Weak US economic data forces Fed to maintain easy policy


(MENAFN– ecpulse) This week the Federal Open Market Committee ended its two-day monetary policy meeting revealing that the Federal Reserve maintained its monthly $85 billion of bond purchases although they attested that the previous economic activity witnessed some enhancement and agreed once again to keep its benchmark interest rate unchanged at a record low between 0.0% and 0.25%.

In fact the central bank left unchanged its statement that it will probably hold its target interest rate near zero “at least as long as” unemployment exceeds 6.5 percent, so long as the outlook for inflation is no higher than 2.5 percent.

On the other hand Chairman Ben S. Bernanke is seen to persist on the super-easy accommodative policies into his final months as Chairman, on the basis of protecting the four-year expansion from the impact of tightening monetary policy, and the effects of this month’s partial government shutdown.

The 16-day closing resulted in the furloughs of as many as 800,000 federal workers and delayed release of data the Fed says it needs to evaluate the economy.

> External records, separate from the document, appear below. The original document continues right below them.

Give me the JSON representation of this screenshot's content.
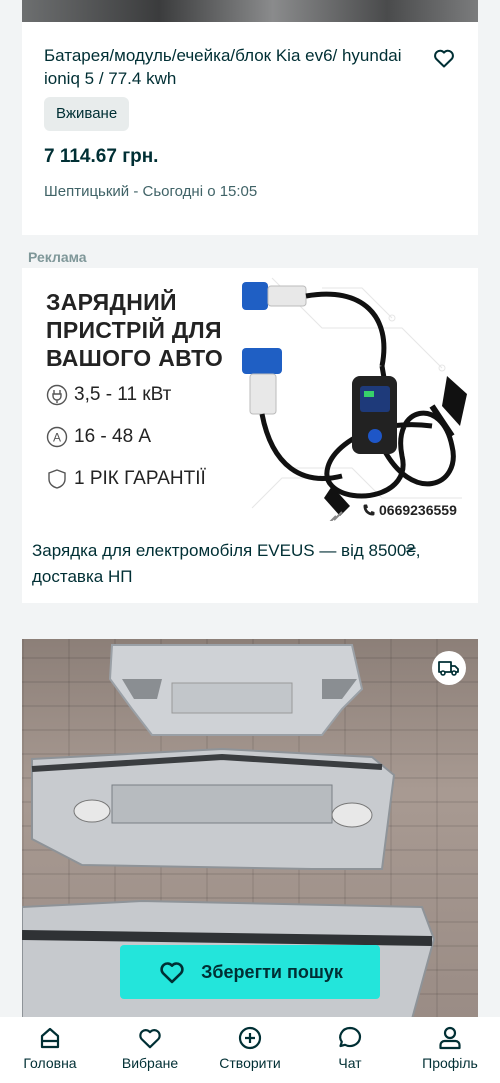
{
  "listing_top": {
    "title": "Батарея/модуль/ечейка/блок Kia ev6/ hyundai ioniq 5 / 77.4 kwh",
    "condition": "Вживане",
    "price": "7 114.67 грн.",
    "location_date": "Шептицький - Сьогодні о 15:05"
  },
  "ad": {
    "label": "Реклама",
    "banner_heading_1": "ЗАРЯДНИЙ",
    "banner_heading_2": "ПРИСТРІЙ ДЛЯ",
    "banner_heading_3": "ВАШОГО АВТО",
    "spec_power": "3,5 - 11 кВт",
    "spec_current": "16 - 48 А",
    "spec_warranty": "1 РІК ГАРАНТІЇ",
    "phone": "0669236559",
    "text": "Зарядка для електромобіля EVEUS — від 8500₴, доставка НП"
  },
  "listing_bottom": {
    "save_search_label": "Зберегти пошук"
  },
  "nav": {
    "home": "Головна",
    "favorites": "Вибране",
    "create": "Створити",
    "chat": "Чат",
    "profile": "Профіль"
  },
  "colors": {
    "primary_text": "#002f34",
    "accent": "#23e5db",
    "muted": "#406367"
  }
}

Following the day of the release of the Fed’s statement, the U.S. dollar index jumped to 79.82 from 79.55. The Dollar Index measures the value of the U.S. dollar against a basket of other major currencies such as the Euro, Pound Sterling and the yen.

Moreover Fed repeated that inflation “has been running below the committee’s longer-run objective but longer term inflation expectations have remained stable.”

Plus it predicts prices to remain below its 2 percent target over the near-term, which would help policymakers to hold their $85 billion monthly bond purchases for while maintain monetary stimulus when they meet wrap up a two-day meeting on Wednesday.

And this week a report showed that the CPI; broadest measure of inflation in the United States, soared 0.2 percent last month after gaining 0.1 percent in August, matching projections while that Core CPI, which excludes volatile food and fuel, rose 0.1 percent, lower than projection.

While that this week as well Producer price index, one of the main three gauges of inflation used in the U.S., slipped in September, defying analysts’ expectation of 0.2 percent rise and the Core PPI, which excludes volatile food and fuel, soared 0.1 percent after remaining steady a month earlier.

On the other hand this week a report showed that U.S. private-sector employers added lower than forecast jobs in October, adding to the case the Fed would extend its stimulus program to 2014. 

Private employers added 130,000 jobs this month, after adding a prior 166,000 in September, according to data today from the ADP Research Institute in Roseland, New Jersey.

Not forgetting that American employers added 148,000 workers in last month, following an upwardly revised 193,000 gain in August. Analysts had predicted a gain of 180,000 jobs. 

Unemployment rate, on the other hand, slipped to 7.2 percent, the lowest in nearly four years, compared to both prior and expected readings of 7.3 percent, the NFP report showed.

Another report released this week showed that the country’s  retail sales witnessed cheerfully a 0.4 percent advance in the reading without auto dealers from 0.1 percent advance in August, moving in line with median forecast. Yet, total sales plunged 0.1 percent.

Among the 13 categories included in calculations, nine showed advance in September, thanks to an 0.7 percent gain at electronics dealers, as well as 0.9 percent rise at both grocery stores and restaurants.

Also this week the U.S consumer Confidence, which assesses consumer sentiment regarding business conditions, employment and personal income throughout the world’s leading economy, plunged unfortunately and unexpectedly in October to 80.2. in October  from a prior revised reading of 80.2 from 79.7. Analysts called for a rise to 75.0.

And accordingly the sub-index for three month average conditions plunged as well to 77.7 in October from 80.2 in September and 81.8 in August while that the present situation sub-index dropped as well to 70.7 from 73.5.